SUSANOO-CME (Shiota & Kataoka, 2016) is a MHD model that reproduces CMEs using a spheromak. In this study, we focused on Φmag, the parameter representing the magnetic flux included in the spheromak. We performed ensemble simulations varying multiple initial parameters, including Φmag, employing SUSANOO-CME to clarify the impacts of Φmag on ToA. We then introduced 'parameter diagrams' that plot each ToA in parameter space. Our previous analysis suggested that Φmag characteristics on ToA varies depending on other initial parameters, such as the CME’s initial velocity and the ambient solar wind speed. This time, to investigate this trend in greater detail, we refined the parameter diagrams by analyzing additional fine-scale ensemble members.

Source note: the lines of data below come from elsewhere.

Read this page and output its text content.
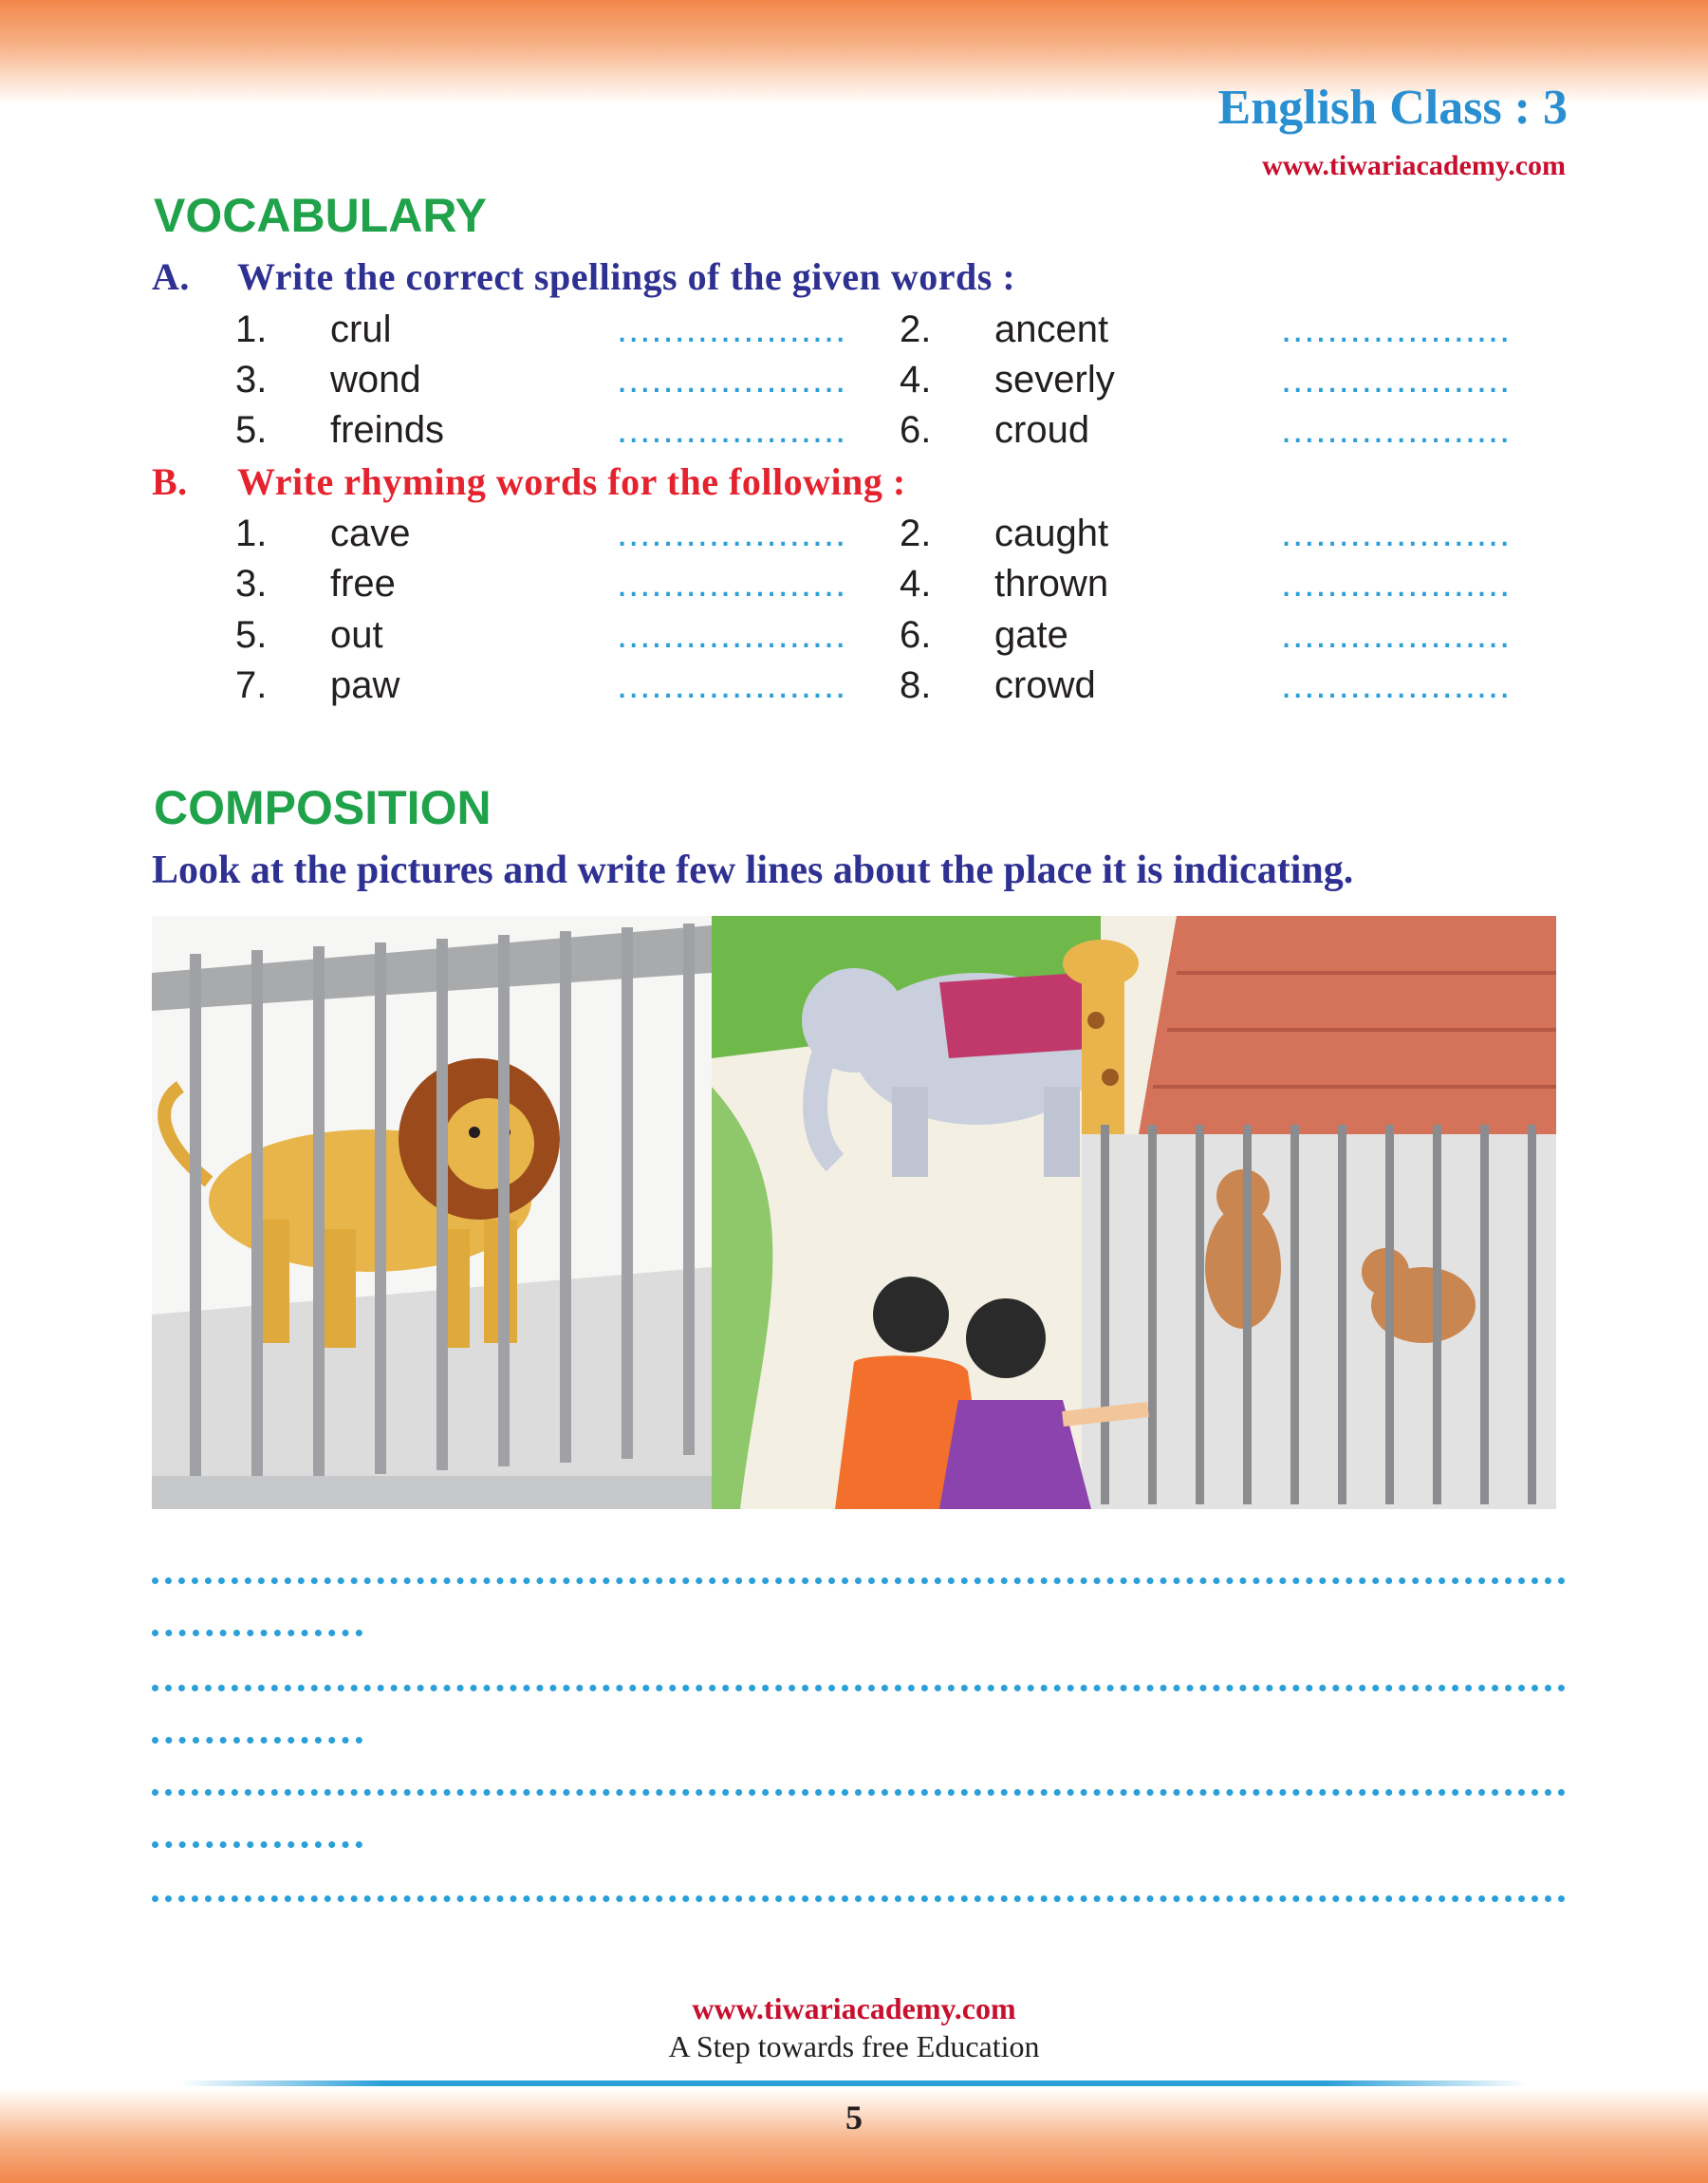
English Class : 3
www.tiwariacademy.com
VOCABULARY
A. Write the correct spellings of the given words :
1. crul	.................... 2. ancent	....................
3. wond	.................... 4. severly	....................
5. freinds	.................... 6. croud	....................
B. Write rhyming words for the following :
1. cave	.................... 2. caught	....................
3. free	.................... 4. thrown	....................
5. out	.................... 6. gate	....................
7. paw	.................... 8. crowd	....................
COMPOSITION
Look at the pictures and write few lines about the place it is indicating.
www.tiwariacademy.com
A Step towards free Education
5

We found that the parameter diagram contains specific parameter ranges for both initial CME velocities and Φmag where the ToA gradient is steep. These ranges vary depending on other parameter values and may not always exist. For example, with an initial velocity of 600 km/s, increasing Φmag by 1.0×1021 Mx from 0.50×1021 Mx resulted in a ToA difference of 13.5 hours, while increasing it from 2.5×1021 Mx resulted in a difference of only 0.7 hours. In contrast, for an initial velocity of 2200 km/s, the maximum ToA difference for a similar Φmag increment was 4 hours.
This result suggests that under certain conditions, a specific parameter can dominate ToA errors even when other parameters are precisely determined. The parameter diagrams could help identify key error sources for ToA in observed CMEs without additional calculations. This approach can also be useful for identifying key parameters in realistic probabilistic forecasting and assigning weights to ensemble members.
We also estimated ToA errors using refined parameter diagrams, assuming realistic space weather forecasting. In this analysis, we estimated Φr, the reconnection flux on the photosphere underlying the flare site, as a proxy for Φmag by utilizing the known correlation between Φr and the soft X-ray peak flux for C-, M-, and X-class flares. The results indicated that Φmag derived using this method led to ToA errors exceeding 10 hours, suggesting that the estimation of Φmag could be a limiting factor in CME forecasting. However, we consider X-ray fluence during a flare to be a more suitable parameter than flux for estimating the magnetic flux. This issue will also be discussed in this presentation.